A review of appellees' allegations demonstrates that appellees have failed to establish a justiciable controversy. While appellees allege harms which they may suffer, there is no allegation that these harms have occurred and no connection has been established between the possibility of the alleged harms and the existence of Ark. Code Ann. § 5-14-122. First, appellees are concerned about a possible loss of housing. There is no allegation that the appellee fearing a loss of her lease has lost her lease. Second, appellees state a fear of loss of professional licenses, but cite no instances where this has occurred. Additionally, there is no showing that the appellee who contends that he failed to get a promotion because the statute is on the books actually suffered the harm of loss of employment.
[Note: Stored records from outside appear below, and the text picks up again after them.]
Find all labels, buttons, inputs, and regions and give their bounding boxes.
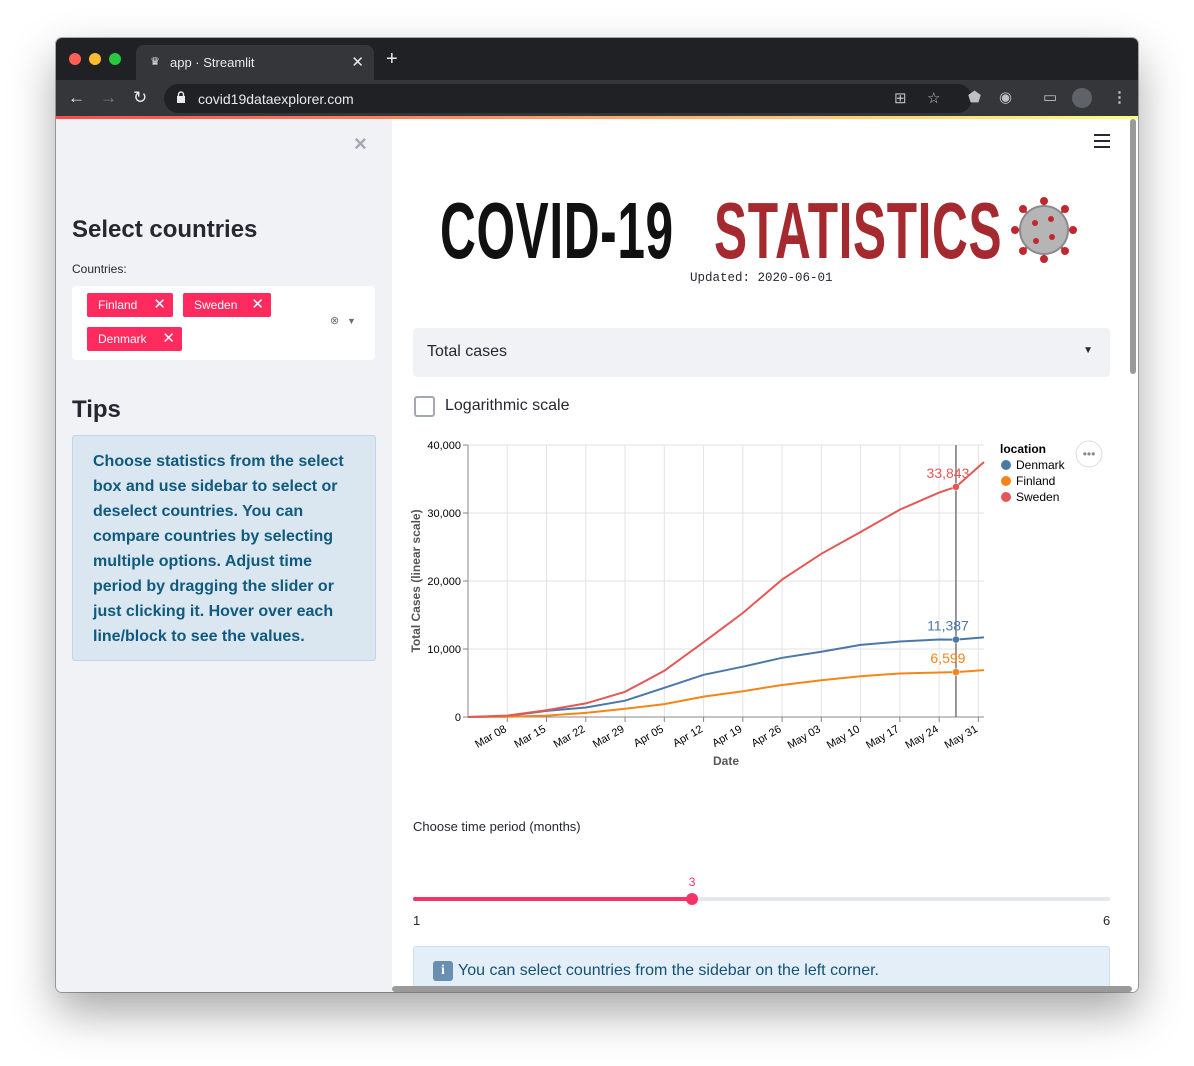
chip-denmark[interactable]: Denmark ✕ — [87, 327, 182, 351]
hover-label-finland: 6,599 — [930, 650, 965, 666]
hover-point-sweden — [952, 483, 960, 491]
crown-icon: ♛ — [150, 56, 160, 68]
slider-label: Choose time period (months) — [413, 819, 581, 834]
reload-icon[interactable]: ↻ — [133, 87, 147, 109]
legend-swatch-finland — [1001, 476, 1011, 486]
tips-heading: Tips — [72, 396, 121, 423]
address-bar[interactable]: covid19dataexplorer.com ⊞ ☆ — [164, 84, 972, 113]
info-text: You can select countries from the sideba… — [458, 962, 879, 979]
slider-fill — [413, 897, 692, 901]
y-tick-label: 40,000 — [427, 440, 461, 452]
x-axis-label: Date — [713, 754, 739, 768]
chip-finland[interactable]: Finland ✕ — [87, 293, 173, 317]
browser-window: ♛ app · Streamlit ✕ + ← → ↻ covid19datae… — [56, 38, 1138, 992]
browser-tab[interactable]: ♛ app · Streamlit ✕ — [136, 45, 374, 80]
sidebar: × Select countries Countries: Finland ✕ S… — [56, 119, 392, 992]
legend-label-denmark: Denmark — [1016, 458, 1066, 472]
x-tick-label: Mar 22 — [552, 723, 588, 751]
hover-point-denmark — [952, 635, 960, 644]
cases-line-chart[interactable]: 010,00020,00030,00040,000Mar 08 Mar 15 Mar… — [404, 427, 1104, 772]
y-tick-label: 10,000 — [427, 644, 461, 656]
legend-swatch-sweden — [1001, 492, 1011, 502]
hover-label-denmark: 11,387 — [927, 618, 969, 634]
extension-ring-icon[interactable]: ◉ — [999, 89, 1012, 107]
x-tick-label: May 31 — [943, 723, 980, 751]
x-tick-label: Mar 29 — [591, 723, 627, 751]
cast-icon[interactable]: ▭ — [1043, 89, 1057, 107]
chip-label: Denmark — [98, 332, 147, 346]
minimize-window-button[interactable] — [89, 53, 101, 65]
x-tick-label: May 24 — [903, 723, 940, 751]
x-tick-label: May 17 — [864, 723, 901, 751]
y-tick-label: 0 — [455, 712, 461, 724]
close-tab-icon[interactable]: ✕ — [351, 53, 364, 71]
extension-shield-icon[interactable]: ⬟ — [968, 89, 981, 107]
legend-label-finland: Finland — [1016, 474, 1055, 488]
remove-chip-icon[interactable]: ✕ — [153, 293, 166, 317]
chip-label: Finland — [98, 298, 138, 312]
x-tick-label: Mar 15 — [512, 723, 548, 751]
sidebar-heading: Select countries — [72, 216, 258, 243]
y-tick-label: 30,000 — [427, 508, 461, 520]
tips-box: Choose statistics from the select box an… — [72, 435, 376, 661]
hamburger-menu-icon[interactable] — [1094, 134, 1110, 148]
bookmark-star-icon[interactable]: ☆ — [927, 89, 940, 107]
vertical-scrollbar[interactable] — [1130, 119, 1136, 374]
y-tick-label: 20,000 — [427, 576, 461, 588]
forward-icon[interactable]: → — [100, 87, 117, 109]
chevron-down-icon[interactable]: ▼ — [347, 316, 356, 326]
chip-label: Sweden — [194, 298, 238, 312]
legend-swatch-denmark — [1001, 460, 1011, 470]
chip-sweden[interactable]: Sweden ✕ — [183, 293, 271, 317]
more-options-icon: ••• — [1083, 447, 1096, 461]
tab-title: app · Streamlit — [170, 55, 255, 70]
log-scale-checkbox[interactable] — [414, 396, 435, 417]
clear-all-icon[interactable]: ⊗ — [330, 314, 339, 327]
slider-min: 1 — [413, 913, 421, 928]
browser-menu-icon[interactable]: ⋮ — [1112, 89, 1127, 107]
legend-title: location — [1000, 442, 1046, 456]
updated-date: Updated: 2020-06-01 — [690, 271, 833, 285]
legend-label-sweden: Sweden — [1016, 490, 1059, 504]
x-tick-label: May 10 — [825, 723, 862, 751]
statistic-selectbox[interactable]: Total cases ▼ — [413, 328, 1110, 377]
lock-icon — [177, 91, 185, 103]
info-icon: i — [433, 961, 453, 981]
log-scale-label[interactable]: Logarithmic scale — [445, 397, 570, 415]
browser-toolbar: ← → ↻ covid19dataexplorer.com ⊞ ☆ ⬟ ◉ ▭ … — [56, 80, 1138, 116]
x-tick-label: Apr 05 — [632, 723, 666, 750]
slider-value: 3 — [688, 875, 696, 889]
slider-thumb[interactable] — [685, 893, 698, 905]
maximize-window-button[interactable] — [109, 53, 121, 65]
translate-icon[interactable]: ⊞ — [894, 89, 907, 107]
new-tab-button[interactable]: + — [386, 49, 398, 69]
hover-point-finland — [952, 668, 960, 676]
logo-left-text: COVID-19 — [440, 186, 674, 275]
x-tick-label: Apr 12 — [671, 723, 705, 750]
slider-max: 6 — [1103, 913, 1111, 928]
selected-statistic: Total cases — [427, 343, 508, 360]
main-content: COVID-19 STATISTICS Updated: 2020-06-01 … — [392, 119, 1138, 992]
back-icon[interactable]: ← — [68, 87, 85, 109]
chevron-down-icon: ▼ — [1083, 345, 1093, 356]
close-window-button[interactable] — [69, 53, 81, 65]
x-tick-label: May 03 — [786, 723, 823, 751]
countries-multiselect[interactable]: Finland ✕ Sweden ✕ Denmark ✕ ⊗ ▼ — [72, 286, 375, 360]
tab-bar: ♛ app · Streamlit ✕ + — [56, 38, 1138, 80]
profile-avatar[interactable] — [1072, 88, 1092, 108]
logo-right-text: STATISTICS — [714, 186, 1003, 275]
close-sidebar-icon[interactable]: × — [354, 131, 367, 157]
countries-label: Countries: — [72, 262, 127, 276]
horizontal-scrollbar[interactable] — [392, 986, 1132, 992]
y-axis-label: Total Cases (linear scale) — [409, 509, 423, 652]
virus-icon — [1011, 197, 1077, 263]
x-tick-label: Mar 08 — [473, 723, 509, 751]
url-text: covid19dataexplorer.com — [198, 91, 354, 107]
remove-chip-icon[interactable]: ✕ — [251, 293, 264, 317]
series-line-sweden — [467, 461, 985, 718]
remove-chip-icon[interactable]: ✕ — [162, 327, 175, 351]
hover-label-sweden: 33,843 — [927, 465, 970, 481]
x-tick-label: Apr 19 — [710, 723, 744, 750]
x-tick-label: Apr 26 — [750, 723, 784, 750]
Third, appellees fear the loss of parental rights, and possible adverse actions taken by discriminatory police officers. While these feared consequences are dire, they have yet to occur. I would further note that appellees' allegations of harms focus primarily on a societal bias against their sexual preferences, but fail to establish that such bias results from the existence of Ark. Code Ann. § 5-14-122. Because appellees have failed to establish that there is an actual threat of prosecution or that they have suffered actual harm resulting from the existence of the statute, I would conclude that they have not presented a justiciable controversy.
Because appellees have failed to establish a justiciable controversy, any opinion delivered by this court can only be advisory. It has been well settled that this court does not render advisory opinions nor answer academic questions. See, Saunders v. Neuse, 320 Ark. 547, 898 S.W.2d 43 (1995); Walker v. McCuen, 318 Ark. 508, 886 S.W.2d 577 (1994); Dougan v. Gray, 318 Ark. 6, 884 S.W.2d 239 (1994); Gladden v. Bucy, 299 Ark. 523, 772 S.W.2d 612 (1989); and Neeley v. Barber, 288 Ark. 384, 706 S.W.2d 358 (1986).
By embarking upon a path of writing advisory opinions declaring statues unconstitutional in a response to a petition for declaratory judgment without requiring that a justiciable controversy be presented, we step away from our responsibilities in the judicial branch and act as a super-legislative body with an assumed authority to correct mistakes that the court from time to time may believe have been made by our General Assembly.
I am authorized to state that Chief Justice ARNOLD joins in this dissent.